PRESS RELEASE: Ambulance service failing – and set to get much, much worse

WMAS

There is a national target that ‘Category A’ 999 calls – those for immediately life threatening conditions – will be responded to within 8 minutes for 75% of people. This doesn’t mean that every single person, even in the most remote areas, can expect an ambulance within 8 minutes every time – but the view of successive governments has been that 75% in 8 minutes is realistic, and that most people, most of the time, should be reached by an ambulance quickly when they’re at immediate risk of dying.

Not in Shropshire, apparently. Shropshire CCG considered a report on ambulance response times at its Board meeting on 24th September1. The Board heard that the ambulance service was still failing to meet the national target, as it has been for a long time. They dismissed increased funding of the ambulance service as ‘unaffordable within current resources’. They agreed that the solution to failing to meet a national target was to opt out of the national system and abandon the target. A revised target seems to be the one outlined by Julie Davies, Director of Strategy and Service Redesign. She said that the CCG would aim for a situation where no one would wait more than an hour for an ambulance to arrive in response to a 999 call, and this was the target discussed and agreed by the CCG Board.

Astonishingly, the CCG does not seem to have modelled the impact on patients of dropping the national target. They have not considered if this is safe, or if it will lead to worse patient outcomes, including avoidable patient deaths.
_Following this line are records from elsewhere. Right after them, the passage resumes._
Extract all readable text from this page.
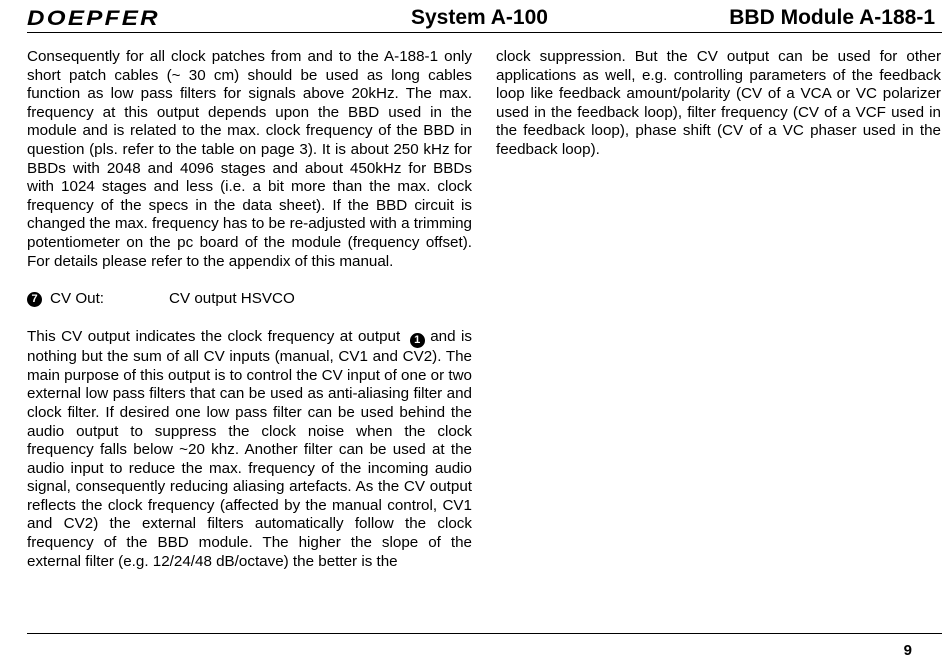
DOEPFER	System A-100	BBD Module A-188-1

Consequently for all clock patches from and to the A-188-1 only short patch cables (~ 30 cm) should be used as long cables function as low pass filters for signals above 20kHz. The max. frequency at this output depends upon the BBD used in the module and is related to the max. clock frequency of the BBD in question (pls. refer to the table on page 3). It is about 250 kHz for BBDs with 2048 and 4096 stages and about 450kHz for BBDs with 1024 stages and less (i.e. a bit more than the max. clock frequency of the specs in the data sheet). If the BBD circuit is changed the max. frequency has to be re-adjusted with a trimming potentiometer on the pc board of the module (frequency offset). For details please refer to the appendix of this manual.

7 CV Out:	CV output HSVCO

This CV output indicates the clock frequency at output 1 and is nothing but the sum of all CV inputs (manual, CV1 and CV2). The main purpose of this output is to control the CV input of one or two external low pass filters that can be used as anti-aliasing filter and clock filter. If desired one low pass filter can be used behind the audio output to suppress the clock noise when the clock frequency falls below ~20 khz. Another filter can be used at the audio input to reduce the max. frequency of the incoming audio signal, consequently reducing aliasing artefacts. As the CV output reflects the clock frequency (affected by the manual control, CV1 and CV2) the external filters automatically follow the clock frequency of the BBD module. The higher the slope of the external filter (e.g. 12/24/48 dB/octave) the better is the

clock suppression. But the CV output can be used for other applications as well, e.g. controlling parameters of the feedback loop like feedback amount/polarity (CV of a VCA or VC polarizer used in the feedback loop), filter frequency (CV of a VCF used in the feedback loop), phase shift (CV of a VC phaser used in the feedback loop).

9
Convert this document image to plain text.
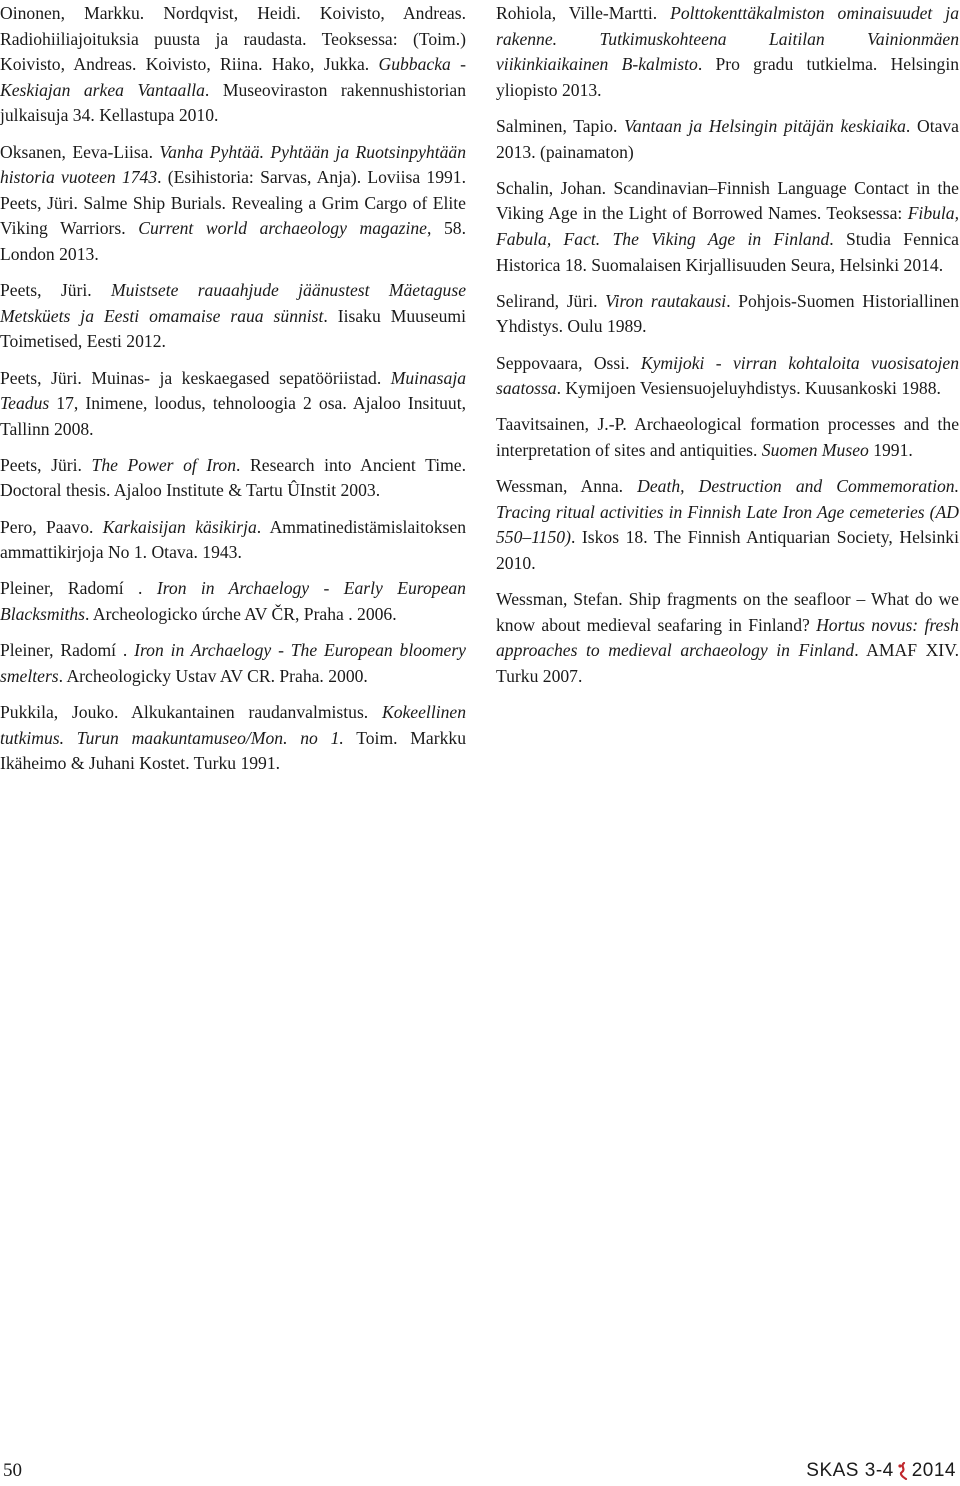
Oinonen, Markku. Nordqvist, Heidi. Koivisto, Andreas. Radiohiiliajoituksia puusta ja raudasta. Teoksessa: (Toim.) Koivisto, Andreas. Koivisto, Riina. Hako, Jukka. Gubbacka - Keskiajan arkea Vantaalla. Museoviraston rakennushistorian julkaisuja 34. Kellastupa 2010.

Oksanen, Eeva-Liisa. Vanha Pyhtää. Pyhtään ja Ruotsinpyhtään historia vuoteen 1743. (Esihistoria: Sarvas, Anja). Loviisa 1991. Peets, Jüri. Salme Ship Burials. Revealing a Grim Cargo of Elite Viking Warriors. Current world archaeology magazine, 58. London 2013.

Peets, Jüri. Muistsete rauaahjude jäänustest Mäetaguse Metsküets ja Eesti omamaise raua sünnist. Iisaku Muuseumi Toimetised, Eesti 2012.

Peets, Jüri. Muinas- ja keskaegased sepatööriistad. Muinasaja Teadus 17, Inimene, loodus, tehnoloogia 2 osa. Ajaloo Insituut, Tallinn 2008.

Peets, Jüri. The Power of Iron. Research into Ancient Time. Doctoral thesis. Ajaloo Institute & Tartu ÛInstit 2003.

Pero, Paavo. Karkaisijan käsikirja. Ammatinedistämislaitoksen ammattikirjoja No 1. Otava. 1943.

Pleiner, Radomí . Iron in Archaelogy - Early European Blacksmiths. Archeologicko úrche AV ČR, Praha . 2006.

Pleiner, Radomí . Iron in Archaelogy - The European bloomery smelters. Archeologicky Ustav AV CR. Praha. 2000.

Pukkila, Jouko. Alkukantainen raudanvalmistus. Kokeellinen tutkimus. Turun maakuntamuseo/Mon. no 1. Toim. Markku Ikäheimo & Juhani Kostet. Turku 1991.

Rohiola, Ville-Martti. Polttokenttäkalmiston ominaisuudet ja rakenne. Tutkimuskohteena Laitilan Vainionmäen viikinkiaikainen B-kalmisto. Pro gradu tutkielma. Helsingin yliopisto 2013.

Salminen, Tapio. Vantaan ja Helsingin pitäjän keskiaika. Otava 2013. (painamaton)

Schalin, Johan. Scandinavian–Finnish Language Contact in the Viking Age in the Light of Borrowed Names. Teoksessa: Fibula, Fabula, Fact. The Viking Age in Finland. Studia Fennica Historica 18. Suomalaisen Kirjallisuuden Seura, Helsinki 2014.

Selirand, Jüri. Viron rautakausi. Pohjois-Suomen Historiallinen Yhdistys. Oulu 1989.

Seppovaara, Ossi. Kymijoki - virran kohtaloita vuosisatojen saatossa. Kymijoen Vesiensuojeluyhdistys. Kuusankoski 1988.

Taavitsainen, J.-P. Archaeological formation processes and the interpretation of sites and antiquities. Suomen Museo 1991.

Wessman, Anna. Death, Destruction and Commemoration. Tracing ritual activities in Finnish Late Iron Age cemeteries (AD 550–1150). Iskos 18. The Finnish Antiquarian Society, Helsinki 2010.

Wessman, Stefan. Ship fragments on the seafloor – What do we know about medieval seafaring in Finland? Hortus novus: fresh approaches to medieval archaeology in Finland. AMAF XIV. Turku 2007.

50	SKAS 3-4 2014
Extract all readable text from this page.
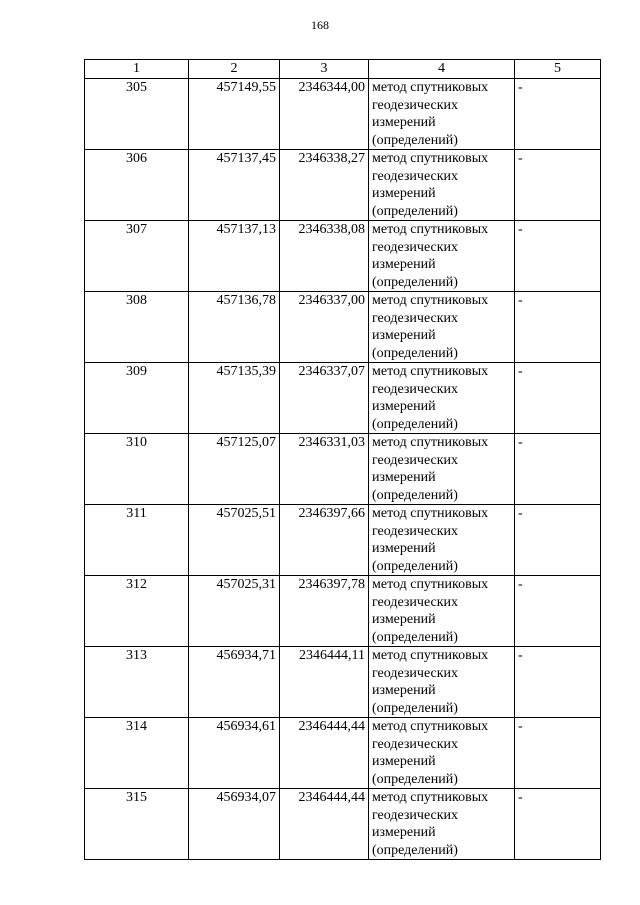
168
1	2	3	4	5
305	457149,55	2346344,00	метод спутниковых
геодезических
измерений
(определений)	-
306	457137,45	2346338,27	метод спутниковых
геодезических
измерений
(определений)	-
307	457137,13	2346338,08	метод спутниковых
геодезических
измерений
(определений)	-
308	457136,78	2346337,00	метод спутниковых
геодезических
измерений
(определений)	-
309	457135,39	2346337,07	метод спутниковых
геодезических
измерений
(определений)	-
310	457125,07	2346331,03	метод спутниковых
геодезических
измерений
(определений)	-
311	457025,51	2346397,66	метод спутниковых
геодезических
измерений
(определений)	-
312	457025,31	2346397,78	метод спутниковых
геодезических
измерений
(определений)	-
313	456934,71	2346444,11	метод спутниковых
геодезических
измерений
(определений)	-
314	456934,61	2346444,44	метод спутниковых
геодезических
измерений
(определений)	-
315	456934,07	2346444,44	метод спутниковых
геодезических
измерений
(определений)	-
They are accepting second rate care for Shropshire people.

The CCG will be asking Shropshire Council’s ‘Health and Adult Social Care Scrutiny Committee’ to approve its plans to opt out of the national ambulance response time at the Scrutiny Committee meeting on 24th October2.

There is an overwhelming risk of future deterioration in ambulance response times. Figures obtained by ‘Shropshire Defend Our NHS’ in response to a Freedom of Information request show that it takes an average of 15 minutes longer for a Shropshire patient to be taken to the Princess Royal Hospital in Telford rather than the Royal Shrewsbury Hospital3. If the Future Fit NHS redesign leads, as expected, to a single Emergency Centre in Telford, the pressure on the ambulance service will be significant. This would mean a typical 15 minutes increase for around 9000 patients each year. Quite apart from the impact on patients, this means fewer ambulances available to respond to calls as the time spent to deal with individual patients is substantially longer. There are no plans under Future Fit to increase investment in the ambulance service. It cannot be a coincidence that the national target is being dropped now.

Gill George, Chair of ‘Shropshire Defend Our NHS’, said:

The plans from Shropshire’s health bosses to opt out of national ambulance targets are unprofessional and unacceptable. It is extraordinary that they haven’t bothered to think through what this means for patients. West Midlands Ambulance Service will still be required to make its overall 8 minutes target – so this just gives them the green light to pull ambulances out of Shropshire’s rural areas to focus on urban areas instead. Why should your life be worth less if you live in the countryside? We need our councillors to take a strong view on this. Are they willing to support worse ambulance services in Shropshire?  Will they really agree to a reduced service that is likely to kill people?

She added:

This is in preparation for having one Emergency Centre in Telford. They’re ditching targets now because they know ambulance response times will get much, much worse. It’s surely time for our MPs to stop ignoring what’s happening to the NHS in Shropshire. A single A&E in Telford is a disaster for Shropshire people, just as a single A&E in Shrewsbury would be a disaster for Telford. We need two A&Es and two hospitals.

NOTES

  1. Presentation to CCG meeting; also included in the paperwork for the Health and Adult Social Care Scrutiny Committee on 24th
  2. Cllr Dakin, Chair of the Shropshire Health and Adult Social Care Scrutiny Committee, announced at the Shropshire Health and Wellbeing Board on October 10 that the next meeting of his Committee, October 24, would consider a request from the CCG to change the target times for emergency ambulance response times in Shropshire away from the Clinical Quality Commission’s national standards to something ‘more achievable’.
  3. Median active time from 999 call to drop off at hospital (i.e. response time and journey time combined, but on-site treatment time excluded), covering the period 1st April 2013 to 31st August 2014. To Royal Shrewsbury Hospital: 15 to 20 minutes. To Princess Royal Hospital: 30 to 35 minutes. (Raw data available on request).